Leah laughed at his predicament and placed a hand to her heart. Any man who would scour the aisles of Christmas merchandise in search of a special ornament for his mother spoke volumes. “I saw something that might work a few bins down.” She took a step away from him, going back the way she came. “I’m Leah, by the way.”
He hurried to catch up and strode alongside her. “I’m Cam. Thanks for helping me in my never-ending turtle quest.”
“Cam? Is that short for Cameron?” Leah wanted to keep the conversation flowing.
“No, it’s short for Campbell, my mother’s maiden name.” He grinned at her again. “I guess I was destined to be a Mama’s boy from the moment I was born.”
Leah stopped in the middle of the aisle and glanced at him. “Nothing wrong with loving your mother. I think it’s sweet.” She tore her gaze from him and peered into the bins of ornaments. “Ah, here’s the one I came across earlier.” She pulled out an ornament shaped like a wind chime, each piece of the chime fashioned into a baby turtle. Mama Turtle was in the center, surrounded by her babies. She handed it to Cam, enjoying the heat from his hand as she passed the ornament over.

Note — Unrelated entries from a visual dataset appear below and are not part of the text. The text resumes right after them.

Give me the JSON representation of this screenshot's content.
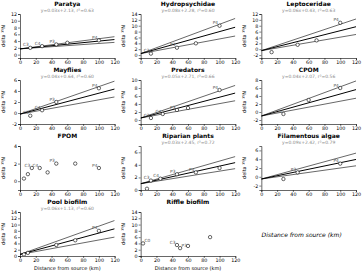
{
  "chart_data": [
    {
      "type": "scatter",
      "title": "Paratya",
      "annotations": [
        "y=0.03x+2.13, r²=0.63"
      ],
      "ylabel": "delta ¹⁵N",
      "xlim": [
        0,
        120
      ],
      "xticks": [
        0,
        20,
        40,
        60,
        80,
        100,
        120
      ],
      "ylim": [
        -1,
        12
      ],
      "yticks": [
        0,
        2,
        4,
        6,
        8,
        10,
        12
      ],
      "series": [
        {
          "type": "scatter",
          "color": "#000000",
          "x": [
            13,
            28,
            46,
            60,
            100
          ],
          "values": [
            2.0,
            2.5,
            3.0,
            3.5,
            4.2
          ],
          "point_labels": [
            "C3",
            "C4",
            "P3",
            null,
            "P4"
          ]
        },
        {
          "type": "line",
          "color": "#000000",
          "x": [
            0,
            120
          ],
          "values": [
            1.7,
            4.46
          ]
        },
        {
          "type": "line",
          "color": "#000000",
          "x": [
            0,
            120
          ],
          "values": [
            1.7,
            5.3
          ]
        },
        {
          "type": "line",
          "color": "#000000",
          "x": [
            0,
            120
          ],
          "values": [
            1.7,
            3.62
          ]
        }
      ]
    },
    {
      "type": "scatter",
      "title": "Hydropsychidae",
      "annotations": [
        "y=0.08x+2.28, r²=0.60"
      ],
      "ylabel": "delta ¹⁵N",
      "xlim": [
        0,
        120
      ],
      "xticks": [
        0,
        20,
        40,
        60,
        80,
        100,
        120
      ],
      "ylim": [
        -1,
        14
      ],
      "yticks": [
        0,
        2,
        4,
        6,
        8,
        10,
        12,
        14
      ],
      "series": [
        {
          "type": "scatter",
          "color": "#000000",
          "x": [
            13,
            46,
            70,
            100
          ],
          "values": [
            0.5,
            2.5,
            4.0,
            10.0
          ],
          "point_labels": [
            "C3",
            "P3",
            null,
            "P4"
          ]
        },
        {
          "type": "line",
          "color": "#000000",
          "x": [
            0,
            120
          ],
          "values": [
            0.5,
            9.5
          ]
        },
        {
          "type": "line",
          "color": "#000000",
          "x": [
            0,
            120
          ],
          "values": [
            0.5,
            12.5
          ]
        },
        {
          "type": "line",
          "color": "#000000",
          "x": [
            0,
            120
          ],
          "values": [
            0.5,
            6.5
          ]
        }
      ]
    },
    {
      "type": "scatter",
      "title": "Leptoceridae",
      "annotations": [
        "y=0.06x+0.43, r²=0.63"
      ],
      "ylabel": "delta ¹⁵N",
      "xlim": [
        0,
        120
      ],
      "xticks": [
        0,
        20,
        40,
        60,
        80,
        100,
        120
      ],
      "ylim": [
        -3,
        12
      ],
      "yticks": [
        -2,
        0,
        2,
        4,
        6,
        8,
        10,
        12
      ],
      "series": [
        {
          "type": "scatter",
          "color": "#000000",
          "x": [
            13,
            46,
            70,
            100
          ],
          "values": [
            -1.0,
            1.5,
            3.0,
            9.0
          ],
          "point_labels": [
            null,
            null,
            null,
            "P4"
          ]
        },
        {
          "type": "line",
          "color": "#000000",
          "x": [
            0,
            120
          ],
          "values": [
            -0.5,
            7.66
          ]
        },
        {
          "type": "line",
          "color": "#000000",
          "x": [
            0,
            120
          ],
          "values": [
            -0.5,
            10.3
          ]
        },
        {
          "type": "line",
          "color": "#000000",
          "x": [
            0,
            120
          ],
          "values": [
            -0.5,
            5.02
          ]
        }
      ]
    },
    {
      "type": "scatter",
      "title": "Mayflies",
      "annotations": [
        "y=0.04x+0.64, r²=0.60"
      ],
      "ylabel": "delta ¹⁵N",
      "xlim": [
        0,
        120
      ],
      "xticks": [
        0,
        20,
        40,
        60,
        80,
        100,
        120
      ],
      "ylim": [
        -2,
        6
      ],
      "yticks": [
        -2,
        0,
        2,
        4,
        6
      ],
      "series": [
        {
          "type": "scatter",
          "color": "#000000",
          "x": [
            13,
            28,
            46,
            100
          ],
          "values": [
            -0.5,
            0.5,
            2.0,
            4.5
          ],
          "point_labels": [
            "C3",
            "C4",
            "P3",
            "P4"
          ]
        },
        {
          "type": "line",
          "color": "#000000",
          "x": [
            0,
            120
          ],
          "values": [
            -0.2,
            4.36
          ]
        },
        {
          "type": "line",
          "color": "#000000",
          "x": [
            0,
            120
          ],
          "values": [
            -0.2,
            5.8
          ]
        },
        {
          "type": "line",
          "color": "#000000",
          "x": [
            0,
            120
          ],
          "values": [
            -0.2,
            2.92
          ]
        }
      ]
    },
    {
      "type": "scatter",
      "title": "Predators",
      "annotations": [
        "y=0.05x+2.71, r²=0.66"
      ],
      "ylabel": "delta ¹⁵N",
      "xlim": [
        0,
        120
      ],
      "xticks": [
        0,
        20,
        40,
        60,
        80,
        100,
        120
      ],
      "ylim": [
        -1,
        10
      ],
      "yticks": [
        0,
        2,
        4,
        6,
        8,
        10
      ],
      "series": [
        {
          "type": "scatter",
          "color": "#000000",
          "x": [
            13,
            28,
            46,
            60,
            100
          ],
          "values": [
            0.5,
            1.5,
            2.5,
            3.0,
            7.5
          ],
          "point_labels": [
            "C3",
            "C4",
            "P3",
            null,
            "P4"
          ]
        },
        {
          "type": "line",
          "color": "#000000",
          "x": [
            0,
            120
          ],
          "values": [
            0.5,
            6.74
          ]
        },
        {
          "type": "line",
          "color": "#000000",
          "x": [
            0,
            120
          ],
          "values": [
            0.5,
            8.66
          ]
        },
        {
          "type": "line",
          "color": "#000000",
          "x": [
            0,
            120
          ],
          "values": [
            0.5,
            4.82
          ]
        }
      ]
    },
    {
      "type": "scatter",
      "title": "CPOM",
      "annotations": [
        "y=0.04x+2.07, r²=0.56"
      ],
      "ylabel": "delta ¹⁵N",
      "xlim": [
        0,
        120
      ],
      "xticks": [
        0,
        20,
        40,
        60,
        80,
        100,
        120
      ],
      "ylim": [
        -3,
        8
      ],
      "yticks": [
        -2,
        0,
        2,
        4,
        6,
        8
      ],
      "series": [
        {
          "type": "scatter",
          "color": "#000000",
          "x": [
            28,
            60,
            100
          ],
          "values": [
            -0.5,
            3.0,
            6.0
          ],
          "point_labels": [
            "C4",
            null,
            "P4"
          ]
        },
        {
          "type": "line",
          "color": "#000000",
          "x": [
            0,
            120
          ],
          "values": [
            -1,
            5.6
          ]
        },
        {
          "type": "line",
          "color": "#000000",
          "x": [
            0,
            120
          ],
          "values": [
            -1,
            7.76
          ]
        },
        {
          "type": "line",
          "color": "#000000",
          "x": [
            0,
            120
          ],
          "values": [
            -1,
            3.44
          ]
        }
      ]
    },
    {
      "type": "scatter",
      "title": "FPOM",
      "ylabel": "delta ¹⁵N",
      "xlim": [
        0,
        120
      ],
      "xticks": [
        0,
        20,
        40,
        60,
        80,
        100,
        120
      ],
      "ylim": [
        -1,
        4
      ],
      "yticks": [
        0,
        2,
        4
      ],
      "series": [
        {
          "type": "scatter",
          "color": "#000000",
          "x": [
            5,
            10,
            15,
            25,
            35,
            46,
            70,
            100
          ],
          "values": [
            0.3,
            0.8,
            1.5,
            1.5,
            1.0,
            2.0,
            2.0,
            1.5
          ],
          "point_labels": [
            null,
            null,
            "C3",
            "C4",
            null,
            "P3",
            null,
            "P4"
          ]
        }
      ]
    },
    {
      "type": "scatter",
      "title": "Riparian plants",
      "annotations": [
        "y=0.03x+2.45, r²=0.72"
      ],
      "ylabel": "delta ¹⁵N",
      "xlim": [
        0,
        120
      ],
      "xticks": [
        0,
        20,
        40,
        60,
        80,
        100,
        120
      ],
      "ylim": [
        0,
        7
      ],
      "yticks": [
        0,
        2,
        4,
        6
      ],
      "series": [
        {
          "type": "scatter",
          "color": "#000000",
          "x": [
            8,
            13,
            25,
            46,
            70,
            100
          ],
          "values": [
            0.2,
            1.5,
            1.8,
            2.5,
            2.8,
            3.5
          ],
          "point_labels": [
            null,
            "C3",
            "C4",
            "P3",
            "P4",
            null
          ]
        },
        {
          "type": "line",
          "color": "#000000",
          "x": [
            0,
            120
          ],
          "values": [
            1,
            4.36
          ]
        },
        {
          "type": "line",
          "color": "#000000",
          "x": [
            0,
            120
          ],
          "values": [
            1,
            5.32
          ]
        },
        {
          "type": "line",
          "color": "#000000",
          "x": [
            0,
            120
          ],
          "values": [
            1,
            3.4
          ]
        }
      ]
    },
    {
      "type": "scatter",
      "title": "Filamentous algae",
      "annotations": [
        "y=0.09x+2.42, r²=0.79"
      ],
      "ylabel": "delta ¹⁵N",
      "xlim": [
        0,
        120
      ],
      "xticks": [
        0,
        20,
        40,
        60,
        80,
        100,
        120
      ],
      "ylim": [
        -3,
        7
      ],
      "yticks": [
        -2,
        0,
        2,
        4,
        6
      ],
      "series": [
        {
          "type": "scatter",
          "color": "#000000",
          "x": [
            28,
            46,
            100
          ],
          "values": [
            -0.5,
            1.0,
            3.0
          ],
          "point_labels": [
            null,
            "P3",
            "P4"
          ]
        },
        {
          "type": "line",
          "color": "#000000",
          "x": [
            0,
            120
          ],
          "values": [
            -0.5,
            3.94
          ]
        },
        {
          "type": "line",
          "color": "#000000",
          "x": [
            0,
            120
          ],
          "values": [
            -0.5,
            5.38
          ]
        },
        {
          "type": "line",
          "color": "#000000",
          "x": [
            0,
            120
          ],
          "values": [
            -0.5,
            2.5
          ]
        }
      ]
    },
    {
      "type": "scatter",
      "title": "Pool biofilm",
      "annotations": [
        "y=0.06x+1.13, r²=0.60"
      ],
      "xlabel": "Distance from source (km)",
      "ylabel": "delta ¹⁵N",
      "xlim": [
        0,
        120
      ],
      "xticks": [
        0,
        20,
        40,
        60,
        80,
        100,
        120
      ],
      "ylim": [
        0,
        14
      ],
      "yticks": [
        0,
        2,
        4,
        6,
        8,
        10,
        12,
        14
      ],
      "series": [
        {
          "type": "scatter",
          "color": "#000000",
          "x": [
            5,
            10,
            46,
            70,
            100
          ],
          "values": [
            0.5,
            1.0,
            3.5,
            5.0,
            8.0
          ],
          "point_labels": [
            null,
            null,
            null,
            null,
            "P4"
          ]
        },
        {
          "type": "line",
          "color": "#000000",
          "x": [
            0,
            120
          ],
          "values": [
            0.5,
            8.66
          ]
        },
        {
          "type": "line",
          "color": "#000000",
          "x": [
            0,
            120
          ],
          "values": [
            0.5,
            11.3
          ]
        },
        {
          "type": "line",
          "color": "#000000",
          "x": [
            0,
            120
          ],
          "values": [
            0.5,
            6.02
          ]
        }
      ]
    },
    {
      "type": "scatter",
      "title": "Riffle biofilm",
      "xlabel": "Distance from source (km)",
      "ylabel": "delta ¹⁵N",
      "xlim": [
        0,
        120
      ],
      "xticks": [
        0,
        20,
        40,
        60,
        80,
        100,
        120
      ],
      "ylim": [
        0,
        14
      ],
      "yticks": [
        0,
        2,
        4,
        6,
        8,
        10,
        12,
        14
      ],
      "series": [
        {
          "type": "scatter",
          "color": "#000000",
          "x": [
            3,
            46,
            50,
            60,
            88
          ],
          "values": [
            4.0,
            3.5,
            2.5,
            3.2,
            6.0
          ],
          "point_labels": [
            "C0",
            "C3",
            "P3",
            null,
            null
          ]
        }
      ]
    },
    {
      "type": "text",
      "annotations": [
        "Distance from source (km)"
      ]
    }
  ]
}
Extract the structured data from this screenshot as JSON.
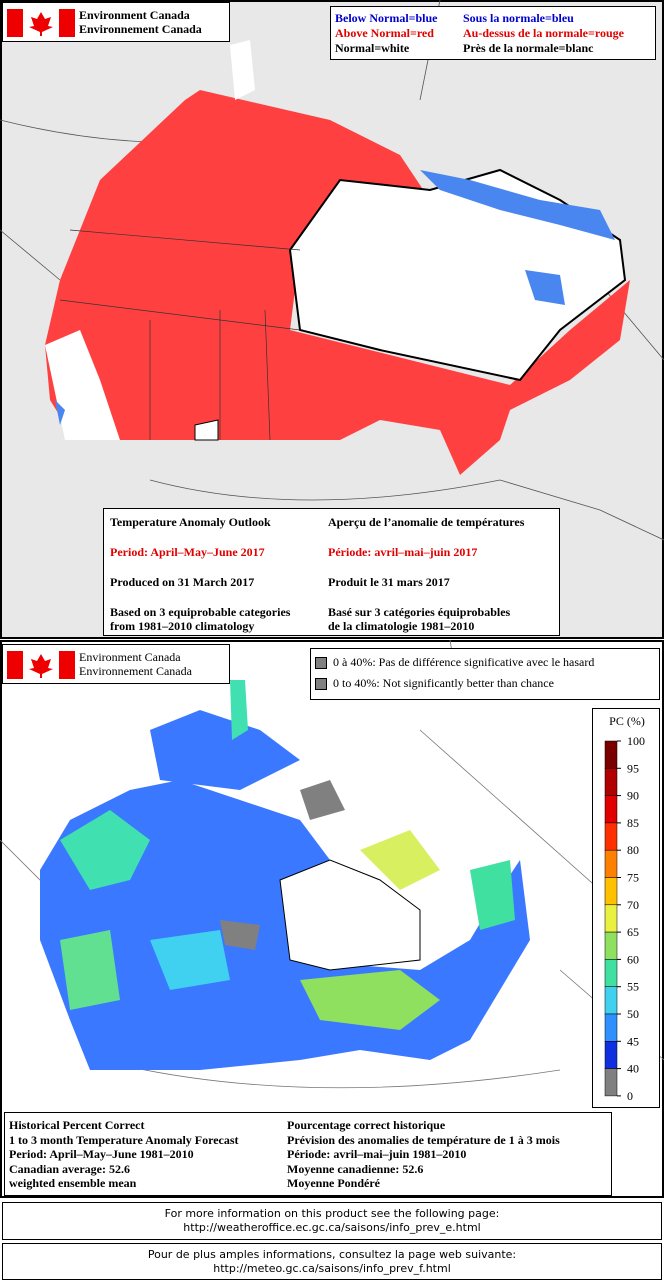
{
  "outlook_panel": {
    "logo": [
      "Environment Canada",
      "Environnement Canada"
    ],
    "legend": [
      {
        "en": "Below Normal=blue",
        "fr": "Sous la normale=bleu",
        "color": "#0000cc"
      },
      {
        "en": "Above Normal=red",
        "fr": "Au-dessus de la normale=rouge",
        "color": "#e00000"
      },
      {
        "en": "Normal=white",
        "fr": "Près de la normale=blanc",
        "color": "#000000"
      }
    ],
    "info": {
      "en": [
        "Temperature Anomaly Outlook",
        "Period: April–May–June 2017",
        "Produced on 31 March 2017",
        "Based on 3 equiprobable categories\nfrom 1981–2010 climatology"
      ],
      "fr": [
        "Aperçu de l’anomalie de températures",
        "Période: avril–mai–juin 2017",
        "Produit le 31 mars 2017",
        "Basé sur 3 catégories équiprobables\nde la climatologie 1981–2010"
      ]
    }
  },
  "skill_panel": {
    "logo": [
      "Environment Canada",
      "Environnement Canada"
    ],
    "legend": [
      "0 à 40%: Pas de différence significative avec le hasard",
      "0 to 40%: Not significantly better than chance"
    ],
    "colorbar": {
      "title": "PC (%)",
      "ticks": [
        100,
        95,
        90,
        85,
        80,
        75,
        70,
        65,
        60,
        55,
        50,
        45,
        40,
        0
      ],
      "colors": [
        "#7a0000",
        "#b00000",
        "#e00000",
        "#ff3000",
        "#ff8000",
        "#ffc000",
        "#e8f040",
        "#90e060",
        "#40e0a0",
        "#40d0f0",
        "#3090ff",
        "#1030e0",
        "#808080"
      ]
    },
    "info": {
      "en": [
        "Historical Percent Correct",
        "1 to 3 month Temperature Anomaly Forecast",
        "Period: April–May–June 1981–2010",
        "Canadian average: 52.6",
        "weighted ensemble mean"
      ],
      "fr": [
        "Pourcentage correct historique",
        "Prévision des anomalies de température de 1 à 3 mois",
        "Période: avril–mai–juin 1981–2010",
        "Moyenne canadienne: 52.6",
        "Moyenne Pondéré"
      ]
    }
  },
  "footer_en": [
    "For more information on this product see the following page:",
    "http://weatheroffice.ec.gc.ca/saisons/info_prev_e.html"
  ],
  "footer_fr": [
    "Pour de plus amples informations, consultez la page web suivante:",
    "http://meteo.gc.ca/saisons/info_prev_f.html"
  ]
}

Cam held it up to the rays streaming in from the skylight, twirling the ornament to take in all the baby turtles, each of which was poised differently. “This is perfect. I bet I could even make it count for several years, since there are so many turtles in one place.” He switched his gaze from the ornament to her. “Thank you for helping me find the perfect gift. Now, I must repay you somehow. Would you like to go next door and grab some coffee?”
Leah glanced at his left hand, which held the decoration. There was no ring on his finger. She sucked in a breath. Between her two jobs, she’d had little time for dating, so it had been months since she’d done something as simple as sharing a cup of coffee and conversation with a member of the opposite sex. “I’d love to. Let’s go check out and then head over.”
Perhaps the time had come to give herself a present. By agreeing to continue the small bond that had developed in the leftover Christmas aisle, Leah did just that. Her vision of hope for next Christmas grew even brighter as he took hold of her basket of goods in one hand and her hand in the other.